破門 柘植(つげ)(とら)次郎(じろう)

「メーン!」

頭上に迫る太刀筋を見切って首を傾ける。右肩の面ぶとんを叩いた竹刀が小気味よい音を体育館に響かせた。鍔迫り合い(つばぜりあい)を嫌い、「引き面」で跳び下がった対戦相手の垂れには福竹(ふくたけ)一中(いっちゅう)須藤(すどう)のゼッケン。知らない名前だ。追撃はしない。試合は始まったばかり。この程度の相手ならいつでも一本取れる。仕切り直しだ。

「小手あり!」

背の高い主審が高々と白旗を上げている。大きな大会や強化合宿でよく見かける、開会式では審判部長として挨拶に立った〝偉そうな〟先生だ。

主審からは死角だった。音だけで判断しやがったな。第一、須藤は「メン」と言っているじゃないか。髭面の副審が紅白の旗をへその前でぶんぶん振って否定の意思を示している。当然だろうの思いと共にもう一人の副審を振り返ると、見覚えのある八の字眉毛が自信なさげに白旗を上げていた。

練習試合でも合同練習でも、旗はおろか竹刀すら持ったことのない秋倉中(あきくらちゅう)の先生だ。ちっ、管理顧問が。

中学校で部活の顧問をしている先生の全員が自分の得意競技を担当している訳ではない。基本的には本人の希望に沿って決められるが、特定の部に希望者が重複して他の部活に他の部活に回されたり、得意競技の部活そのものがなかったりするなど、学校ごとに様々な事情があって先生個人の思い通りにはならない。外部指導員に練習や試合の面倒を見てもらうこともあるが、生徒の安全の確保、部費の管理、公式戦の引率などは顧問が行うことになっている。
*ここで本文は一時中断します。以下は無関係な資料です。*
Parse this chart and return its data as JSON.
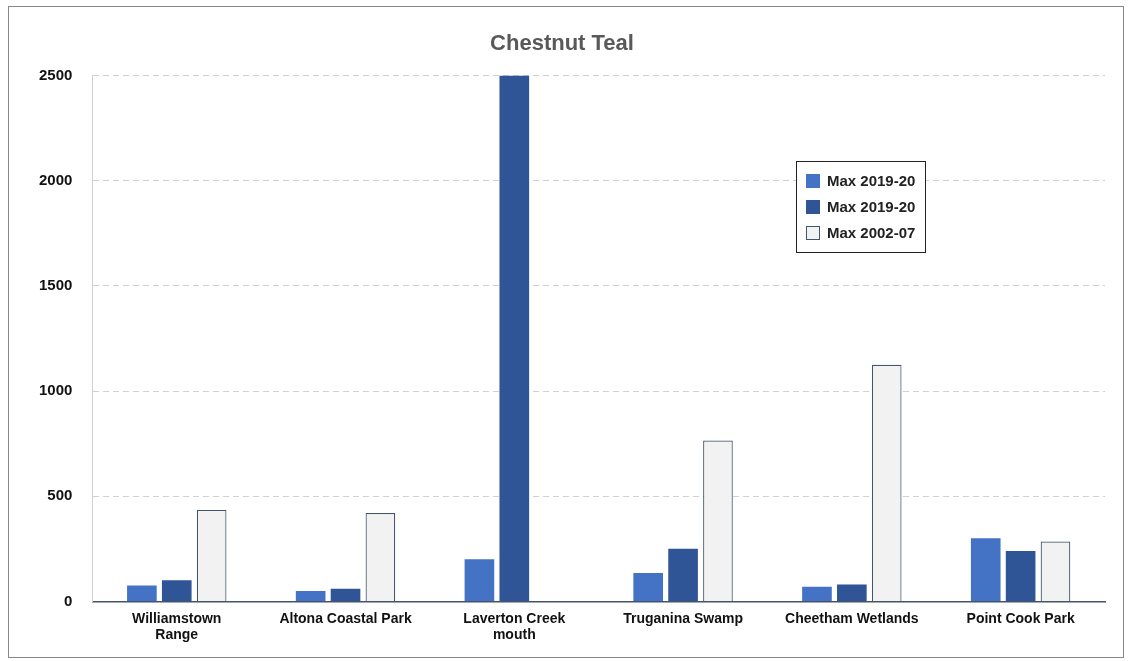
{
  "chart_data": {
    "type": "bar",
    "title": "Chestnut Teal",
    "categories": [
      "Williamstown\nRange",
      "Altona Coastal Park",
      "Laverton Creek\nmouth",
      "Truganina Swamp",
      "Cheetham Wetlands",
      "Point Cook Park"
    ],
    "series": [
      {
        "name": "Max 2019-20",
        "color": "#4472c4",
        "values": [
          75,
          50,
          200,
          135,
          70,
          300
        ]
      },
      {
        "name": "Max 2019-20",
        "color": "#2f5597",
        "values": [
          100,
          60,
          2500,
          250,
          80,
          240
        ]
      },
      {
        "name": "Max 2002-07",
        "color": "#f2f2f2",
        "values": [
          435,
          420,
          null,
          765,
          1125,
          285
        ]
      }
    ],
    "ylim": [
      0,
      2500
    ],
    "yticks": [
      0,
      500,
      1000,
      1500,
      2000,
      2500
    ],
    "grid": "y",
    "legend": "top right"
  }
}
要するに、八の字眉毛は顧問としての責任上、仕方なく旗を持っているという訳だ。

剣道の個人戦は地区予選でも試合数が多い。すべての試合の審判を経験豊富な先生だけで行うのは困難だ。そのため緒戦はそれなりにできる先生が主審を務め、副審は八の字眉毛のような管理顧問が担当する。その辺りの事情は他の部活でも似たり寄ったりだろう。いわゆる大人の事情というやつだ。
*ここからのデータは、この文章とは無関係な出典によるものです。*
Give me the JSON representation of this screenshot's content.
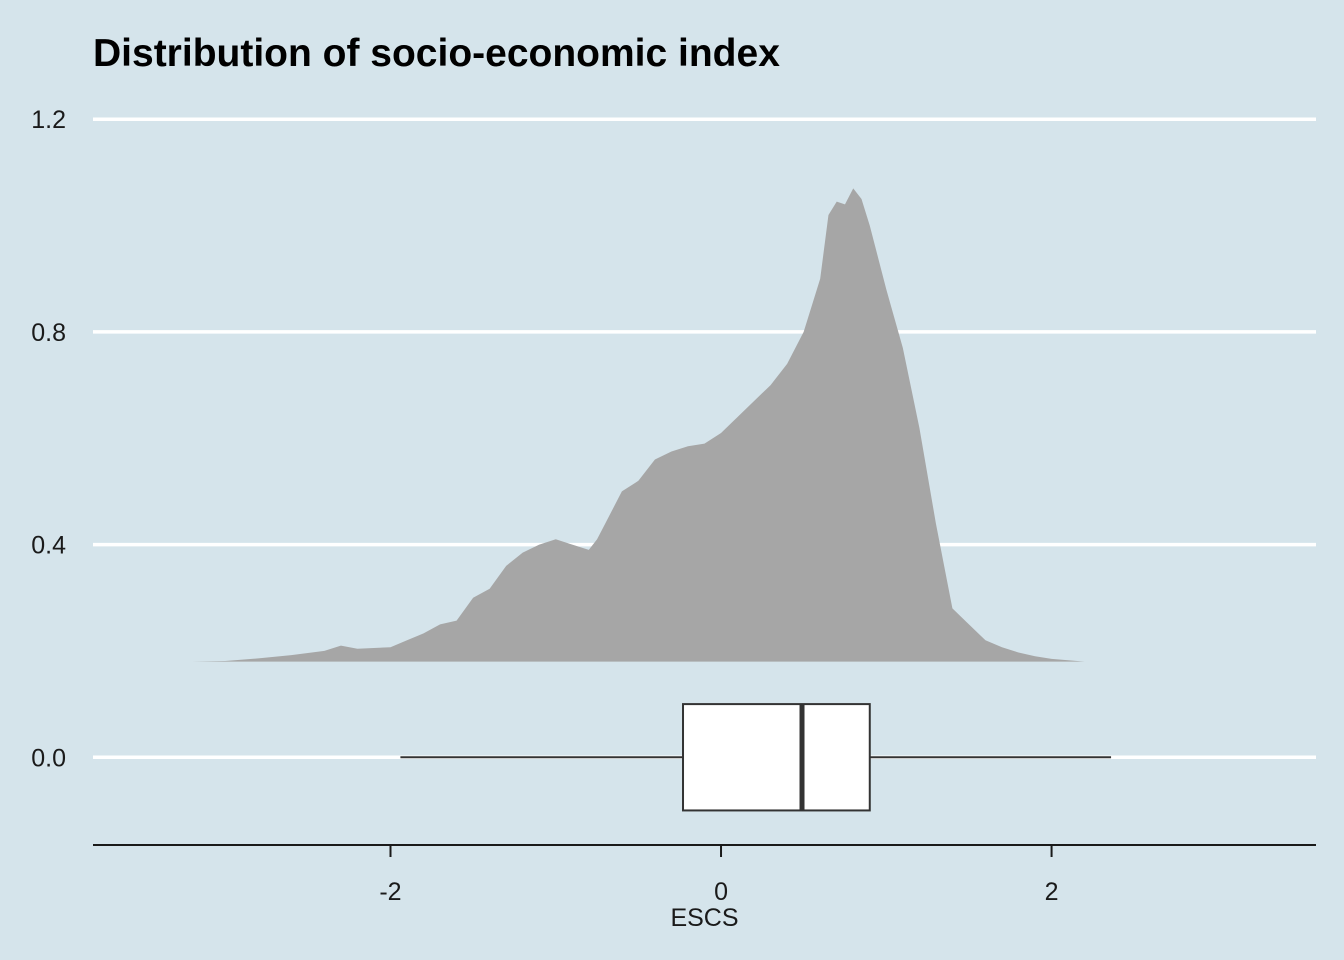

どんなに動体視力がよくても竹刀の動きは追い切れない。例えば、F1のレース観戦。ドライバーの操作ミスか、マシントラブルなのか、詳しい人なら遠くで見ていてもすぐにわかる。しかし、目の前をフルスロットルで駆け抜けるドライバーの表情をズブの素人に見極められようか。須藤の竹刀が叩いたのは肩を守る面ぶとんだった。

コート周辺で試合の順番待ちをしている他の選手には見えていた。このざわめきが何よりの証拠だ。しかし、一番近くで見ていたがゆえに八の字眉毛には見えなかった。